(urth) Lupiverse(es)

Craig Brewer cnbrewer at yahoo.com
Thu Mar 15 19:51:12 PDT 2012


Phantastes was a beautiful book! Never besmirch the name of MacDonald! heh heh...


As someone who was raised in a relatively a-religious family, I usually just ignored the obviously religious bits of Lewis/Tolkien/whoever else. But as I got older, I found that the non-"preachy" manner of fictional Christian works actually worked to explain why faith was interesting and attractive. After all, here was some fantasy that might be real on a certain level, or at least a number of people thought so.

That's a perspective I've had trouble explaining to friends who had that "betrayal" reaction to Narnia.



________________________________
 From: David Stockhoff <dstockhoff at verizon.net>
To: The Urth Mailing List <urth at lists.urth.net> 
Sent: Thursday, March 15, 2012 9:42 PM
Subject: Re: (urth) Lupiverse(es)
 
On 3/15/2012 10:32 PM, António Pedro Marques wrote:
> Wasn't MacDonald a good half century older? And he was one of those mollified Presbyterians.
> But is it fair to criticise didacticism which didn't pretend to be anything else? I mean, neither MacDonald nor Lewis, that I know of, tried to present their books as doctrinally free. At least MacDonald was overt as to their didactic nature. It isn't Lewis's fault if the Narnia books got popular that they were pushed everywhere as mere children's books without a caveat that they were had a religious undercurrent. Maybe the real issue is that they are popular because that undercurrent pleases people, just as Praise of Empire pleased others, and those who take exception to that way of writing resent the popularity.

Well, if it's boring, it's boring. And it depends on what you mean by "didn't pretend"---as with Lewis, most of his readers were children. If you have no idea what you might be reading, you can't know whether it's pretense or not.
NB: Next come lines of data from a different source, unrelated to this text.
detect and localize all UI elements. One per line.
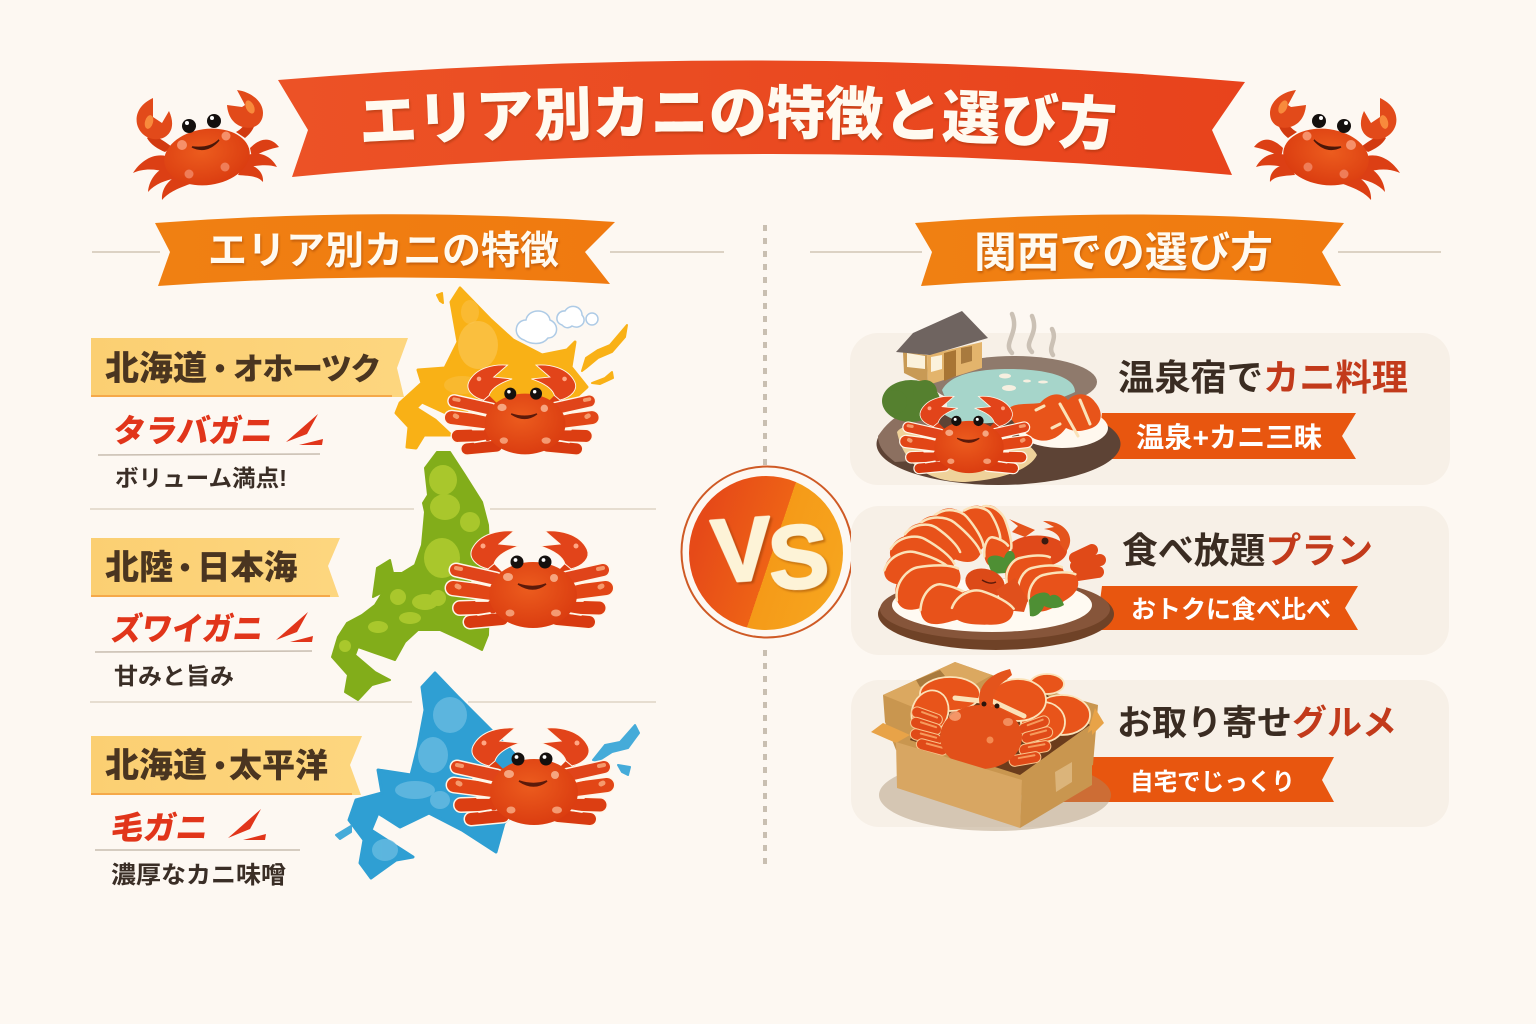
VS badge: S bbox=[765, 506, 832, 610]
area row: Pacific bbox=[91, 736, 362, 889]
card: onsen bbox=[850, 311, 1450, 485]
icon: crab on yellow map bbox=[451, 365, 592, 454]
title ribbon bbox=[278, 60, 1245, 177]
ribbon: 温泉+カニ三昧 bbox=[1136, 422, 1322, 453]
label: Okhotsk: オホーツク bbox=[233, 352, 380, 387]
crab name: ズワイガニ: ズワイガニ bbox=[109, 611, 266, 647]
title text: エリア別カニの特徴と選び方 bbox=[363, 84, 1117, 152]
description: 濃厚なカニ味噌 bbox=[111, 862, 286, 889]
panel: area characteristics bbox=[90, 214, 724, 889]
section heading ribbon: left bbox=[155, 214, 615, 286]
icon: crab left of title bbox=[133, 90, 279, 200]
section heading ribbon: right: 関西での選び方 bbox=[974, 229, 1273, 276]
label: Okhotsk bbox=[91, 338, 408, 397]
map: Hokkaido yellow bbox=[396, 288, 627, 448]
ribbon bbox=[1056, 757, 1334, 802]
area row: Okhotsk bbox=[91, 338, 408, 491]
accent slashes bbox=[286, 414, 323, 445]
VS badge bbox=[682, 466, 852, 638]
icon: clouds bbox=[516, 306, 598, 344]
accent slashes bbox=[228, 809, 266, 840]
label: Pacific bbox=[91, 736, 362, 795]
ribbon: おトクに食べ比べ bbox=[1131, 596, 1331, 624]
card title: 温泉宿でカニ料理 bbox=[1118, 357, 1408, 398]
section heading ribbon: left: エリア別カニの特徴 bbox=[208, 230, 559, 273]
label: Hokuriku bbox=[91, 538, 340, 597]
area row: Hokuriku bbox=[91, 538, 340, 689]
label: Hokuriku: 北陸 bbox=[105, 549, 173, 587]
icon: crab on green map bbox=[453, 531, 606, 628]
label: Pacific: 北海道 bbox=[105, 747, 207, 785]
crab name: 毛ガニ: 毛ガニ bbox=[109, 810, 211, 846]
crab name: タラバガニ: タラバガニ bbox=[111, 413, 276, 449]
illustration: onsen and crab platter bbox=[876, 311, 1120, 485]
icon: crab on blue map bbox=[454, 728, 607, 825]
illustration: crab platter bbox=[878, 498, 1114, 650]
label: Hokuriku: 日本海 bbox=[197, 550, 298, 587]
panel: how to choose in Kansai bbox=[810, 214, 1450, 831]
card: mail order bbox=[851, 662, 1449, 831]
label: Okhotsk: 北海道 bbox=[105, 350, 207, 388]
card: all-you-can-eat bbox=[851, 498, 1449, 655]
description: 甘みと旨み bbox=[114, 663, 234, 689]
map: Hokkaido blue bbox=[336, 673, 639, 878]
label: Pacific: ・ bbox=[205, 751, 235, 784]
ribbon: 自宅でじっくり bbox=[1130, 769, 1295, 796]
VS badge: V bbox=[708, 499, 775, 603]
section heading ribbon: right bbox=[915, 214, 1344, 286]
card title: 食べ放題プラン bbox=[1122, 530, 1373, 571]
illustration: crab in box bbox=[871, 662, 1111, 831]
icon: crab right of title bbox=[1254, 90, 1400, 200]
label: Okhotsk: ・ bbox=[205, 354, 235, 387]
ribbon bbox=[1096, 586, 1358, 630]
description: ボリューム満点! bbox=[115, 465, 287, 491]
label: Hokuriku: ・ bbox=[170, 553, 200, 586]
card title: お取り寄せグルメ bbox=[1117, 704, 1397, 743]
label: Pacific: 太平洋 bbox=[229, 747, 328, 784]
accent slashes bbox=[276, 612, 313, 642]
ribbon bbox=[1096, 413, 1356, 459]
map: Hokuriku green bbox=[332, 452, 490, 700]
Certainly Lewis wasn't responsible for whatever marketing got his books in my local library and into my hands. But I doubt they were and are popular because they are religious: rather, they probably are popular because they are accessible, imaginative (sometimes magical, as you said), action-packed, well-written, comforting (Aslan always appeared to set things right), and morally nonthreatening. Girls read them as much as boys did, and no parents objected to them.